I wanted to do a review of Epic Win today (the task list app that Monty suggested to manage my time using quests, loot and XP) but I haven’t found time to download and try it yet. So maybe tomorrow! This evening, however, I gathered some folks to help me playtest version 1 of a game I am making for Kelly and Laura as a wedding present, after the fact. (Shh, don’t tell them!) There are some interesting properties of early game design I wanted to explore here with the playtest fresh in my mind. (Also, huge thanks to Dylan, Nik and Rebecca for their help!)
The first is that you need to know which mechanics to be attached to, and which ones to let go. When an aspect of a game isn’t pulling its weight – either because it isn’t fun, or it isn’t working quite right – then it’s time to take a hard look and ask “how fundamental is this aspect to my vision for this game?” Two different mechanics in my prototype came up as concerns early on, and upon reflection, I am sure that mechanic A is “core” to the game and mechanic B is not. Which is totally sweet to know this early, because it means I can devote my attention to finding a new, better mechanic (B’) and not waste any more time (other than post-mortem) on original B. This is the part of playtesting where I think it helps the most to be aware of your playtesters’ revealed preferences because sensing when fun is missing is so huge in understanding when to focus on fixing a mechanic.
The second is that too much variance can be just as bad as too little.

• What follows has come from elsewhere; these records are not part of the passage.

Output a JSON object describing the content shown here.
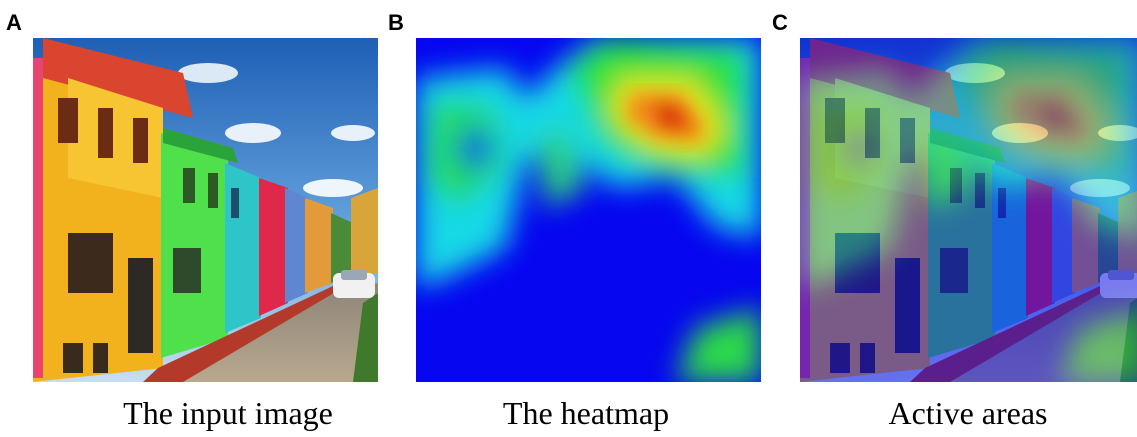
{
  "panels": [
    {
      "letter": "A",
      "caption": "The input image"
    },
    {
      "letter": "B",
      "caption": "The heatmap"
    },
    {
      "letter": "C",
      "caption": "Active areas"
    }
  ]
}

Assuming your game has any strategic component at all (and the ones I play and/or design always do), then you need to be sure the variance doesn’t drown out the ability for a player to predict and act accordingly. For example, and this is purely hypothetical, if the game has both cards and dice at the same time, that could be too much swing. Mitigating one or the other will swing it further to the side of strategy, but not so much that you have a Puerto Rico or a Caylus where the more skilled/informed player always wins. The variance knob is usually easy to turn, but hard to determine the effect of until you have played a number of times, so I generally vary it only slightly across playtests.

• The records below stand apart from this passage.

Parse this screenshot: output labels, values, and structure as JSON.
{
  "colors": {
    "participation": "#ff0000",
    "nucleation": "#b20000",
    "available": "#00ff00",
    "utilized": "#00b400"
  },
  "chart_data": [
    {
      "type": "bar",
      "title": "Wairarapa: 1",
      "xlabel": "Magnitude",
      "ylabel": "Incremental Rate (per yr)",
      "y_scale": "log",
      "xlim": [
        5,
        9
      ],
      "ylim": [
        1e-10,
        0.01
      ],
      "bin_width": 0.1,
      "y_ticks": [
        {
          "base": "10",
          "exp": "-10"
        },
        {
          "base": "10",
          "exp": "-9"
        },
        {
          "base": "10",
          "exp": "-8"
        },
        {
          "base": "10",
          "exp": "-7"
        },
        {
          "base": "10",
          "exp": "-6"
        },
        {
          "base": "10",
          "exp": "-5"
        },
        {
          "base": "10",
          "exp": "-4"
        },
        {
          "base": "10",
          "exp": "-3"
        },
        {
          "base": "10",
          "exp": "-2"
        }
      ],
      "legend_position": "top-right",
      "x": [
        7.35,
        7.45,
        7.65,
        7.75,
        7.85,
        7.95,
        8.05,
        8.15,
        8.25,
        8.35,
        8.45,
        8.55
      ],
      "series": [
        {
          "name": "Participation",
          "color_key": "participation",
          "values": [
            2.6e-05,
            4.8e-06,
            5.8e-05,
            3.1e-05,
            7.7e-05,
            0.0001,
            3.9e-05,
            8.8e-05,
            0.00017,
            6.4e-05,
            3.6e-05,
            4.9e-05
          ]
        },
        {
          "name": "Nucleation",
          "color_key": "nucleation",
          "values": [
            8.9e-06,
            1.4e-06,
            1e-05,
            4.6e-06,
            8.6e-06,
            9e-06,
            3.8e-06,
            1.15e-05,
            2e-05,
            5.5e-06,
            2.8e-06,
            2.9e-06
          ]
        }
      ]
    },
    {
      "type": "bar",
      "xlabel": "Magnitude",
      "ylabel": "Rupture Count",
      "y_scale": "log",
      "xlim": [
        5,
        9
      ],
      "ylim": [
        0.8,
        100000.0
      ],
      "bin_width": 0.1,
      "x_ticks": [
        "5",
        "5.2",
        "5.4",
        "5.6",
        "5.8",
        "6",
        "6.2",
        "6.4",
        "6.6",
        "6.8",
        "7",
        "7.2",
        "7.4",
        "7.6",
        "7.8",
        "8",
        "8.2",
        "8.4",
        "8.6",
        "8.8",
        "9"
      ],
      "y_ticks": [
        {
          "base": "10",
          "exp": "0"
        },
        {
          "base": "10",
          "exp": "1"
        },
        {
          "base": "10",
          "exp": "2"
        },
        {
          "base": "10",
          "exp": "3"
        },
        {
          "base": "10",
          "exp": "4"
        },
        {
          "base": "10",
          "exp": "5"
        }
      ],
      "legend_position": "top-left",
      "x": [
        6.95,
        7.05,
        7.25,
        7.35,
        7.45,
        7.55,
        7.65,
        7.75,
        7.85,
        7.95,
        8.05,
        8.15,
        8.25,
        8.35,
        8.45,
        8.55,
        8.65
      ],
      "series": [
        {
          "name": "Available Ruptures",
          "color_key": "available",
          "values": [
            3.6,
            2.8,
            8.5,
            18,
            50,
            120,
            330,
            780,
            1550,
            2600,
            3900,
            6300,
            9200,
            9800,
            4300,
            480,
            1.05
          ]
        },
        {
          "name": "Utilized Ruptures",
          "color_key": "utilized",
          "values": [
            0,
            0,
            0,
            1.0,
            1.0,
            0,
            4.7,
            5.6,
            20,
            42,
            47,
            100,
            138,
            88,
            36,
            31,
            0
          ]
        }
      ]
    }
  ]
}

Of course, if I had my way, we’d be more scientific about it and only change one thing at a time (to understand exactly what effect each change has) but game design is (1) more of an art than that, due to all of the interconnectivity and emergent properties of multiple mechanics, and (2) usually more time limited than that.
But yeah, going well, and we ended up finding some new stuff as a group that’s definitely pushed it into Design Phase 2. Woohoo!